Respectfully: if you're going to attempt to co-opt a political framing to which you are less than familiar, drawing a transparent parallel between the fundamentally consumerist nature of tourism and needing a place to live that lets you get to your job, and then attempting to tag it as nativism--let alone an "extreme version" of it!--is probably not the least disingenuous way to do so.
You are describing something functionally on the same scale as to the "extreme blowback" rich people get when people make fun of them on Twitter for, say, burning untold amounts of dead dinosaur goop to make an NFT or to not quite go to space as a personal stunt. It is somehow, however, though not the "economically just circumstances" of the hand-to-mouth mom. Which is a situation to which I will confess some confusion, but whatever.
Where's the threshold of badness here, though? Sure, if 75% of residential units are up for short term rental, it's gonna be really hard for the remaining residents to form a strong community. But if it's more like 5%, or even 10%[0], is that really a big detriment to a "strong community"? That just seems like an easy "no" to me.
[0] And I would expect those units to not be evenly distributed around a city; there will probably be higher concentrations in the more touristy spots where this community stuff matters less, and lower concentrations in the more "sleepy" residential areas.
I’m not sure what exactly you mean by “strong community” here, but that is a phrase often invoked for nativist and exclusionary impulses which I would rate as quite a bit less legitimate than a desire to see the world.
The social consequences to a tourist going to a hotel instead of an Airbnb are nowhere even near the social consequences of an even modest increase in rents.
Only if you ignore the difference between immigration and tourism.

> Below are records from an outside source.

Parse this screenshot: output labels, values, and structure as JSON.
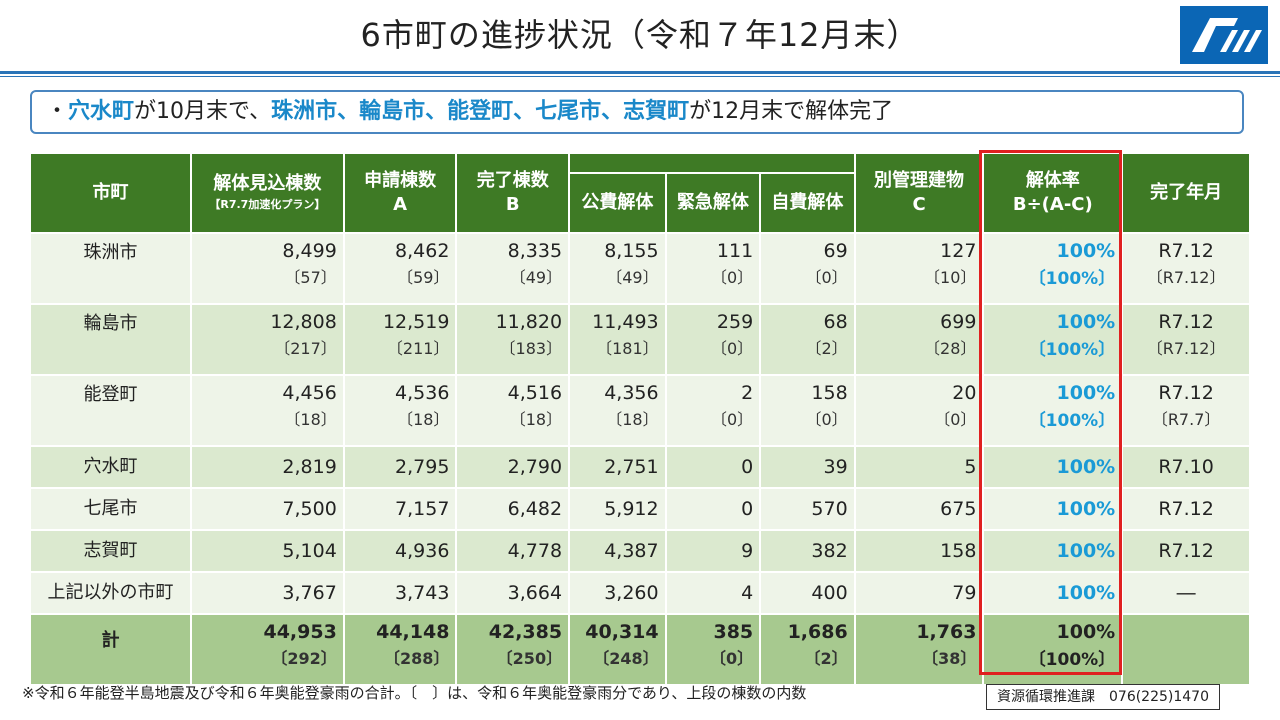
{
  "title": "6市町の進捗状況（令和７年12月末）",
  "summary": {
    "bullet": "・",
    "town1": "穴水町",
    "text1": "が10月末で、",
    "towns2": "珠洲市、輪島市、能登町、七尾市、志賀町",
    "text2": "が12月末で解体完了"
  },
  "headers": {
    "municipality": "市町",
    "expected_line1": "解体見込棟数",
    "expected_line2": "【R7.7加速化プラン】",
    "applied_line1": "申請棟数",
    "applied_line2": "A",
    "completed_line1": "完了棟数",
    "completed_line2": "B",
    "public": "公費解体",
    "emergency": "緊急解体",
    "self": "自費解体",
    "separate_line1": "別管理建物",
    "separate_line2": "C",
    "rate_line1": "解体率",
    "rate_line2": "B÷(A-C)",
    "completion": "完了年月"
  },
  "rows": [
    {
      "name": "珠洲市",
      "expected": "8,499",
      "expected_sub": "〔57〕",
      "applied": "8,462",
      "applied_sub": "〔59〕",
      "completed": "8,335",
      "completed_sub": "〔49〕",
      "public": "8,155",
      "public_sub": "〔49〕",
      "emergency": "111",
      "emergency_sub": "〔0〕",
      "self": "69",
      "self_sub": "〔0〕",
      "separate": "127",
      "separate_sub": "〔10〕",
      "rate": "100%",
      "rate_sub": "〔100%〕",
      "completion": "R7.12",
      "completion_sub": "〔R7.12〕"
    },
    {
      "name": "輪島市",
      "expected": "12,808",
      "expected_sub": "〔217〕",
      "applied": "12,519",
      "applied_sub": "〔211〕",
      "completed": "11,820",
      "completed_sub": "〔183〕",
      "public": "11,493",
      "public_sub": "〔181〕",
      "emergency": "259",
      "emergency_sub": "〔0〕",
      "self": "68",
      "self_sub": "〔2〕",
      "separate": "699",
      "separate_sub": "〔28〕",
      "rate": "100%",
      "rate_sub": "〔100%〕",
      "completion": "R7.12",
      "completion_sub": "〔R7.12〕"
    },
    {
      "name": "能登町",
      "expected": "4,456",
      "expected_sub": "〔18〕",
      "applied": "4,536",
      "applied_sub": "〔18〕",
      "completed": "4,516",
      "completed_sub": "〔18〕",
      "public": "4,356",
      "public_sub": "〔18〕",
      "emergency": "2",
      "emergency_sub": "〔0〕",
      "self": "158",
      "self_sub": "〔0〕",
      "separate": "20",
      "separate_sub": "〔0〕",
      "rate": "100%",
      "rate_sub": "〔100%〕",
      "completion": "R7.12",
      "completion_sub": "〔R7.7〕"
    },
    {
      "name": "穴水町",
      "expected": "2,819",
      "applied": "2,795",
      "completed": "2,790",
      "public": "2,751",
      "emergency": "0",
      "self": "39",
      "separate": "5",
      "rate": "100%",
      "completion": "R7.10"
    },
    {
      "name": "七尾市",
      "expected": "7,500",
      "applied": "7,157",
      "completed": "6,482",
      "public": "5,912",
      "emergency": "0",
      "self": "570",
      "separate": "675",
      "rate": "100%",
      "completion": "R7.12"
    },
    {
      "name": "志賀町",
      "expected": "5,104",
      "applied": "4,936",
      "completed": "4,778",
      "public": "4,387",
      "emergency": "9",
      "self": "382",
      "separate": "158",
      "rate": "100%",
      "completion": "R7.12"
    },
    {
      "name": "上記以外の市町",
      "expected": "3,767",
      "applied": "3,743",
      "completed": "3,664",
      "public": "3,260",
      "emergency": "4",
      "self": "400",
      "separate": "79",
      "rate": "100%",
      "completion": "―"
    }
  ],
  "total": {
    "name": "計",
    "expected": "44,953",
    "expected_sub": "〔292〕",
    "applied": "44,148",
    "applied_sub": "〔288〕",
    "completed": "42,385",
    "completed_sub": "〔250〕",
    "public": "40,314",
    "public_sub": "〔248〕",
    "emergency": "385",
    "emergency_sub": "〔0〕",
    "self": "1,686",
    "self_sub": "〔2〕",
    "separate": "1,763",
    "separate_sub": "〔38〕",
    "rate": "100%",
    "rate_sub": "〔100%〕"
  },
  "note": "※令和６年能登半島地震及び令和６年奥能登豪雨の合計。〔　〕は、令和６年奥能登豪雨分であり、上段の棟数の内数",
  "contact": "資源循環推進課　076(225)1470",
  "logo_icon": "ishikawa-prefecture-emblem-icon",
  "colors": {
    "header_green": "#3e7a25",
    "highlight_blue": "#1a88c9",
    "frame_red": "#e02020"
  }
}
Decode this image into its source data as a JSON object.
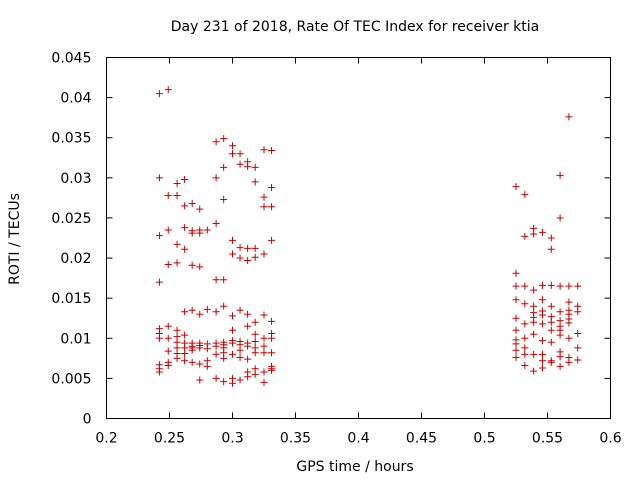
{
  "chart_data": {
    "type": "scatter",
    "title": "Day 231 of 2018, Rate Of TEC Index for receiver ktia",
    "xlabel": "GPS time / hours",
    "ylabel": "ROTI / TECUs",
    "xlim": [
      0.2,
      0.6
    ],
    "ylim": [
      0,
      0.045
    ],
    "x_ticks": [
      0.2,
      0.25,
      0.3,
      0.35,
      0.4,
      0.45,
      0.5,
      0.55,
      0.6
    ],
    "x_tick_labels": [
      "0.2",
      "0.25",
      "0.3",
      "0.35",
      "0.4",
      "0.45",
      "0.5",
      "0.55",
      "0.6"
    ],
    "y_ticks": [
      0,
      0.005,
      0.01,
      0.015,
      0.02,
      0.025,
      0.03,
      0.035,
      0.04,
      0.045
    ],
    "y_tick_labels": [
      "0",
      "0.005",
      "0.01",
      "0.015",
      "0.02",
      "0.025",
      "0.03",
      "0.035",
      "0.04",
      "0.045"
    ],
    "grid": false,
    "legend": "none",
    "marker": "+",
    "series": [
      {
        "name": "ROTI",
        "color": "#cc0000",
        "points": [
          [
            0.242,
            0.0405
          ],
          [
            0.249,
            0.041
          ],
          [
            0.242,
            0.03
          ],
          [
            0.242,
            0.0228
          ],
          [
            0.242,
            0.017
          ],
          [
            0.242,
            0.0112
          ],
          [
            0.242,
            0.0106
          ],
          [
            0.242,
            0.01
          ],
          [
            0.242,
            0.0067
          ],
          [
            0.242,
            0.0062
          ],
          [
            0.242,
            0.0058
          ],
          [
            0.249,
            0.0278
          ],
          [
            0.249,
            0.0235
          ],
          [
            0.249,
            0.0192
          ],
          [
            0.249,
            0.0115
          ],
          [
            0.249,
            0.01
          ],
          [
            0.249,
            0.0084
          ],
          [
            0.249,
            0.007
          ],
          [
            0.249,
            0.0066
          ],
          [
            0.256,
            0.0293
          ],
          [
            0.256,
            0.0278
          ],
          [
            0.256,
            0.0217
          ],
          [
            0.256,
            0.0194
          ],
          [
            0.256,
            0.011
          ],
          [
            0.256,
            0.0102
          ],
          [
            0.256,
            0.0095
          ],
          [
            0.256,
            0.0088
          ],
          [
            0.256,
            0.0081
          ],
          [
            0.256,
            0.0075
          ],
          [
            0.262,
            0.0298
          ],
          [
            0.262,
            0.0265
          ],
          [
            0.262,
            0.0238
          ],
          [
            0.262,
            0.0211
          ],
          [
            0.262,
            0.0133
          ],
          [
            0.262,
            0.0104
          ],
          [
            0.262,
            0.0094
          ],
          [
            0.262,
            0.0088
          ],
          [
            0.262,
            0.0081
          ],
          [
            0.262,
            0.0072
          ],
          [
            0.268,
            0.0268
          ],
          [
            0.268,
            0.0234
          ],
          [
            0.268,
            0.0231
          ],
          [
            0.268,
            0.0191
          ],
          [
            0.268,
            0.0135
          ],
          [
            0.268,
            0.0094
          ],
          [
            0.268,
            0.009
          ],
          [
            0.268,
            0.0088
          ],
          [
            0.268,
            0.0085
          ],
          [
            0.268,
            0.007
          ],
          [
            0.274,
            0.0261
          ],
          [
            0.274,
            0.0235
          ],
          [
            0.274,
            0.0231
          ],
          [
            0.274,
            0.0189
          ],
          [
            0.274,
            0.013
          ],
          [
            0.274,
            0.0094
          ],
          [
            0.274,
            0.0091
          ],
          [
            0.274,
            0.0088
          ],
          [
            0.274,
            0.0068
          ],
          [
            0.274,
            0.0048
          ],
          [
            0.28,
            0.0235
          ],
          [
            0.28,
            0.0136
          ],
          [
            0.28,
            0.0093
          ],
          [
            0.28,
            0.0087
          ],
          [
            0.28,
            0.0072
          ],
          [
            0.28,
            0.0065
          ],
          [
            0.287,
            0.0345
          ],
          [
            0.287,
            0.03
          ],
          [
            0.287,
            0.0243
          ],
          [
            0.287,
            0.0173
          ],
          [
            0.287,
            0.0133
          ],
          [
            0.287,
            0.0094
          ],
          [
            0.287,
            0.009
          ],
          [
            0.287,
            0.008
          ],
          [
            0.287,
            0.005
          ],
          [
            0.293,
            0.0349
          ],
          [
            0.293,
            0.0313
          ],
          [
            0.293,
            0.0273
          ],
          [
            0.293,
            0.0173
          ],
          [
            0.293,
            0.014
          ],
          [
            0.293,
            0.0095
          ],
          [
            0.293,
            0.0092
          ],
          [
            0.293,
            0.0088
          ],
          [
            0.293,
            0.0082
          ],
          [
            0.293,
            0.0075
          ],
          [
            0.293,
            0.0046
          ],
          [
            0.3,
            0.034
          ],
          [
            0.3,
            0.033
          ],
          [
            0.3,
            0.0222
          ],
          [
            0.3,
            0.0205
          ],
          [
            0.3,
            0.0128
          ],
          [
            0.3,
            0.011
          ],
          [
            0.3,
            0.0097
          ],
          [
            0.3,
            0.0094
          ],
          [
            0.3,
            0.008
          ],
          [
            0.3,
            0.005
          ],
          [
            0.3,
            0.0044
          ],
          [
            0.306,
            0.033
          ],
          [
            0.306,
            0.0317
          ],
          [
            0.306,
            0.0213
          ],
          [
            0.306,
            0.02
          ],
          [
            0.306,
            0.0135
          ],
          [
            0.306,
            0.0096
          ],
          [
            0.306,
            0.0092
          ],
          [
            0.306,
            0.0085
          ],
          [
            0.306,
            0.0076
          ],
          [
            0.306,
            0.0048
          ],
          [
            0.312,
            0.032
          ],
          [
            0.312,
            0.0314
          ],
          [
            0.312,
            0.0212
          ],
          [
            0.312,
            0.0197
          ],
          [
            0.312,
            0.013
          ],
          [
            0.312,
            0.0115
          ],
          [
            0.312,
            0.0094
          ],
          [
            0.312,
            0.009
          ],
          [
            0.312,
            0.0074
          ],
          [
            0.312,
            0.0058
          ],
          [
            0.312,
            0.0052
          ],
          [
            0.318,
            0.0313
          ],
          [
            0.318,
            0.0295
          ],
          [
            0.318,
            0.0212
          ],
          [
            0.318,
            0.0201
          ],
          [
            0.318,
            0.012
          ],
          [
            0.318,
            0.0105
          ],
          [
            0.318,
            0.0096
          ],
          [
            0.318,
            0.0088
          ],
          [
            0.318,
            0.0082
          ],
          [
            0.318,
            0.0062
          ],
          [
            0.318,
            0.0055
          ],
          [
            0.325,
            0.0335
          ],
          [
            0.325,
            0.0276
          ],
          [
            0.325,
            0.0264
          ],
          [
            0.325,
            0.0205
          ],
          [
            0.325,
            0.0129
          ],
          [
            0.325,
            0.01
          ],
          [
            0.325,
            0.009
          ],
          [
            0.325,
            0.0082
          ],
          [
            0.325,
            0.0058
          ],
          [
            0.325,
            0.0045
          ],
          [
            0.331,
            0.0334
          ],
          [
            0.331,
            0.0288
          ],
          [
            0.331,
            0.0264
          ],
          [
            0.331,
            0.0222
          ],
          [
            0.331,
            0.0121
          ],
          [
            0.331,
            0.0106
          ],
          [
            0.331,
            0.01
          ],
          [
            0.331,
            0.0082
          ],
          [
            0.331,
            0.0065
          ],
          [
            0.331,
            0.0062
          ],
          [
            0.331,
            0.006
          ],
          [
            0.525,
            0.0289
          ],
          [
            0.525,
            0.0181
          ],
          [
            0.525,
            0.0165
          ],
          [
            0.525,
            0.0148
          ],
          [
            0.525,
            0.0125
          ],
          [
            0.525,
            0.011
          ],
          [
            0.525,
            0.0098
          ],
          [
            0.525,
            0.0093
          ],
          [
            0.525,
            0.0085
          ],
          [
            0.525,
            0.0076
          ],
          [
            0.532,
            0.0279
          ],
          [
            0.532,
            0.0227
          ],
          [
            0.532,
            0.0165
          ],
          [
            0.532,
            0.0143
          ],
          [
            0.532,
            0.0118
          ],
          [
            0.532,
            0.01
          ],
          [
            0.532,
            0.0088
          ],
          [
            0.532,
            0.008
          ],
          [
            0.532,
            0.0066
          ],
          [
            0.539,
            0.0237
          ],
          [
            0.539,
            0.023
          ],
          [
            0.539,
            0.016
          ],
          [
            0.539,
            0.014
          ],
          [
            0.539,
            0.0132
          ],
          [
            0.539,
            0.0126
          ],
          [
            0.539,
            0.012
          ],
          [
            0.539,
            0.0105
          ],
          [
            0.539,
            0.008
          ],
          [
            0.539,
            0.0059
          ],
          [
            0.546,
            0.0232
          ],
          [
            0.546,
            0.0166
          ],
          [
            0.546,
            0.0148
          ],
          [
            0.546,
            0.0134
          ],
          [
            0.546,
            0.0129
          ],
          [
            0.546,
            0.0118
          ],
          [
            0.546,
            0.0097
          ],
          [
            0.546,
            0.008
          ],
          [
            0.546,
            0.0072
          ],
          [
            0.546,
            0.0063
          ],
          [
            0.553,
            0.0225
          ],
          [
            0.553,
            0.0211
          ],
          [
            0.553,
            0.0166
          ],
          [
            0.553,
            0.014
          ],
          [
            0.553,
            0.0127
          ],
          [
            0.553,
            0.012
          ],
          [
            0.553,
            0.011
          ],
          [
            0.553,
            0.0095
          ],
          [
            0.553,
            0.0072
          ],
          [
            0.553,
            0.007
          ],
          [
            0.56,
            0.0303
          ],
          [
            0.56,
            0.025
          ],
          [
            0.56,
            0.0165
          ],
          [
            0.56,
            0.0133
          ],
          [
            0.56,
            0.0122
          ],
          [
            0.56,
            0.0115
          ],
          [
            0.56,
            0.011
          ],
          [
            0.56,
            0.0104
          ],
          [
            0.56,
            0.0083
          ],
          [
            0.56,
            0.0077
          ],
          [
            0.56,
            0.0065
          ],
          [
            0.567,
            0.0376
          ],
          [
            0.567,
            0.0165
          ],
          [
            0.567,
            0.0145
          ],
          [
            0.567,
            0.0135
          ],
          [
            0.567,
            0.013
          ],
          [
            0.567,
            0.0124
          ],
          [
            0.567,
            0.0119
          ],
          [
            0.567,
            0.01
          ],
          [
            0.567,
            0.0076
          ],
          [
            0.567,
            0.007
          ],
          [
            0.574,
            0.0165
          ],
          [
            0.574,
            0.014
          ],
          [
            0.574,
            0.0133
          ],
          [
            0.574,
            0.0106
          ],
          [
            0.574,
            0.0088
          ],
          [
            0.574,
            0.0073
          ]
        ]
      }
    ]
  }
}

A tourist is fundamentally there for temporary and consumptive reasons. They don't have any long term interests about the place they visit. They are accommodated as guests. As such, it is only rational that they don't receive the exact same consideration as the residents who have their skin-in-the-game of that same place.
When I moved to New York for a job, I spent over a month in an Airbnb while searching for more permanent accomodations. My roommates in the Airbnb were all in a similar situations, needing a place to stay for 1-6 months.
Without the Airbnb, where would we have gone? A hotel? But a hotel with a useable kitchen and good wifi would have been too expensive for any of us renting one of those rooms.
Historically, there was a type of lodging that seems almost perfectly suited to this situation: a boarding house. At least in my southern US city, the last of the ones here were legislated out of existence in the 80s and 90s as part of the war on drugs.
Not sure if NY has this, but when I first moved to the bay area in 2004, I lived for three months in a studio apartment, in a building that catered to shorter-term stays, before finding something more permanent (I was on a 3-month contract and wasn't sure I'd be offered a full-time position). Chatting with the property managers, I learned that my use case was pretty common, as well as people only intending to stay in the area for a few months, as well as your use case of needing some time in the area before finding something more permanent. If we'd had Airbnb back then, it would have almost certainly cost 2-3x what this place cost.
Tourism isn't always good. Places get trashed, many "tourist" destinations are starting to regulate because people come in, trash the place, and don't give a fuck and leave. It's sad
No one said they aren't. Some people just don't want their next door neighbor renting out their home/apartment to a bunch of tourists who don't care about how disruptive they are to the people who actually _live_ there.